Ora i due Stati palestinesi sgomentano Usa e Israele

Lo Stato ebraico si rende conto che col suo ritiro ha regalato Gaza ad Hamas Tra pochi giorni vertice Bush-Olmert

da Gerusalemme

Cinque anni esatti dopo aver lanciato ufficialmente l’idea di «due Stati per due popoli» la Casa Bianca assiste sgomenta alla nascita di due Stati per un solo popolo, quello palestinese. Da ieri esistono l’Hamastan di Gaza e la Fatahland della Cisgiordania, e Washington comincia a rendersene conto. Il presidente George W. Bush, secondo il portavoce della Casa Bianca, Tony Snow, prova «profonda preoccupazione per la situazione di Gaza» e auspica una fine della violenza. «Hamas dimostra ancora una volta la sua versione della democrazia abbandonandosi ad atti di terrore contro la propria stessa gente», dichiara il portavoce spiegando che la Casa Bianca «osserva con estrema attenzione gli eventi».
Se per Bush e per il dipartimento di Stato, dispensatore di 60 milioni di dollari in aiuti a Fatah e alle sue forze di sicurezza, sono ore difficili, per Israele sono ore drammatiche. Lo Stato ebraico, 21 mesi dopo il ritiro dalla Striscia, si rende conto di aver regalato Gaza a Hamas e s’interroga sul da farsi. La possibilità di un intervento diretto viene decisamente scartata e definita pericolosa e azzardata. Benché tutti si guardino dal confermarlo ufficialmente, l’idea più gettonata, già avanzata dal ministro degli Esteri Tzipi Livni e poi dallo stesso Olmert, è quella del dispiegamento di una forza internazionale lungo la frontiera con l’Egitto. Con ogni probabilità l’argomento sarà al centro dell’incontro alla Casa Bianca tra Olmert e Bush la prossima settimana.
Anche le questioni pratiche non sono di poco conto. I palestinesi di Gaza utilizzano, a tutt’oggi, elettricità e acqua delle centrali israeliane. Il governo di Ehud Olmert deve ora decidere se continuare le forniture, se tagliare la luce ma mantenere aperte le condotte idriche, o se chiudere tutti i rubinetti e abbandonare Gaza e i suoi nuovi padroni al loro destino. L’unica cosa certa per ora sembra il mantenimento delle forniture idriche perché, ripetevano ieri le fonti governative, «Israele non può ridurre alla sete i palestinesi».
La situazione più paradossale sullo scenario internazionale è però quella dei Paesi arabi.
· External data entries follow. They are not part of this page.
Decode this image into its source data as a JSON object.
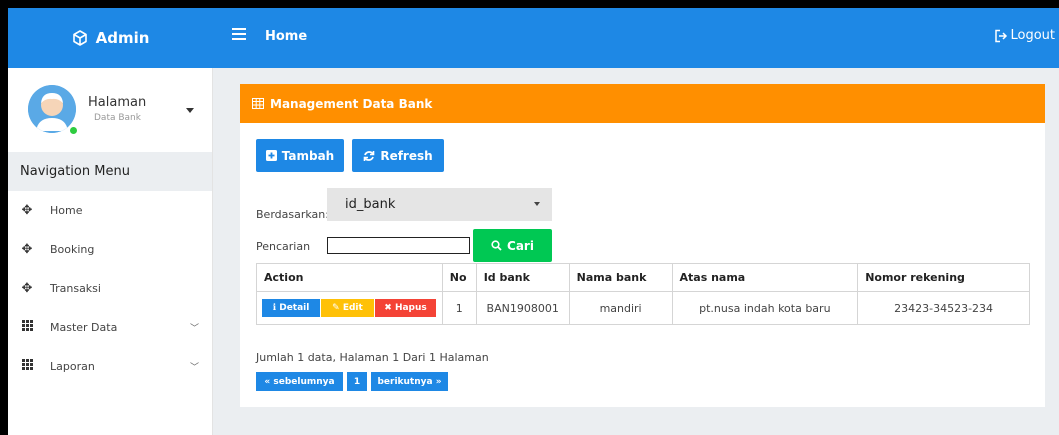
{
  "topbar": {
    "brand": "Admin",
    "title": "Home",
    "logout_label": "Logout"
  },
  "sidebar": {
    "profile_name": "Halaman",
    "profile_sub": "Data Bank",
    "nav_header": "Navigation Menu",
    "items": [
      {
        "label": "Home",
        "icon": "arrows-move-icon"
      },
      {
        "label": "Booking",
        "icon": "arrows-move-icon"
      },
      {
        "label": "Transaksi",
        "icon": "arrows-move-icon"
      },
      {
        "label": "Master Data",
        "icon": "grid-icon"
      },
      {
        "label": "Laporan",
        "icon": "grid-icon"
      }
    ]
  },
  "main": {
    "card_title": "Management Data Bank",
    "tambah_label": "Tambah",
    "refresh_label": "Refresh",
    "berdasarkan_label": "Berdasarkan:",
    "select_value": "id_bank",
    "pencarian_label": "Pencarian",
    "search_value": "",
    "cari_label": "Cari",
    "table": {
      "headers": [
        "Action",
        "No",
        "Id bank",
        "Nama bank",
        "Atas nama",
        "Nomor rekening"
      ],
      "rows": [
        {
          "no": "1",
          "id_bank": "BAN1908001",
          "nama_bank": "mandiri",
          "atas_nama": "pt.nusa indah kota baru",
          "nomor_rekening": "23423-34523-234"
        }
      ],
      "detail_label": "Detail",
      "edit_label": "Edit",
      "hapus_label": "Hapus"
    },
    "info_text": "Jumlah 1 data, Halaman 1 Dari 1 Halaman",
    "pager": {
      "prev": "« sebelumnya",
      "page": "1",
      "next": "berikutnya »"
    }
  },
  "colors": {
    "topbar": "#1e88e5",
    "card_header": "#ff8f00",
    "primary": "#1e88e5",
    "success": "#00c853",
    "warning": "#ffc107",
    "danger": "#f44336"
  }
}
Egitto e Arabia Saudita, dopo aver condotto le trattative tra Fatah e Hamas, assistono alla sconcertante vittoria a Gaza del loro più pericoloso nemico, di quell’Iran che rivendica l’egemonia politica sull’intero Medio Oriente. Sotto gli occhi dell’Arabia Saudita, da dove per due decenni sono arrivati i maggiori finanziamenti al movimento fondamentalista, e sotto quelli dei servizi segreti egiziani «tutori» di Fatah a Gaza, Hezbollah e servizi segreti iraniani hanno costruito l’egemonia di Hamas decretando la disfatta di Fatah, dell’Olp e di Mahmoud Abbas.

Eppure anche stavolta la Lega Araba si limita a dichiarazioni scontate: «Bisogna mettere fine ai combattimenti in nome della cooperazione e di tutti gli arabi, bisogna appoggiare la mediazione egiziana - ripete soave il segretario generale della Lega, Amr Moussa, mentre i miliziani di Hamas passano per le armi i prigionieri di Fatah -, un fallimento avrà conseguenze molto negative, questi scontri sono disastrosi per la causa palestinese». A Gaza qualcuno sembra essersene già accorto.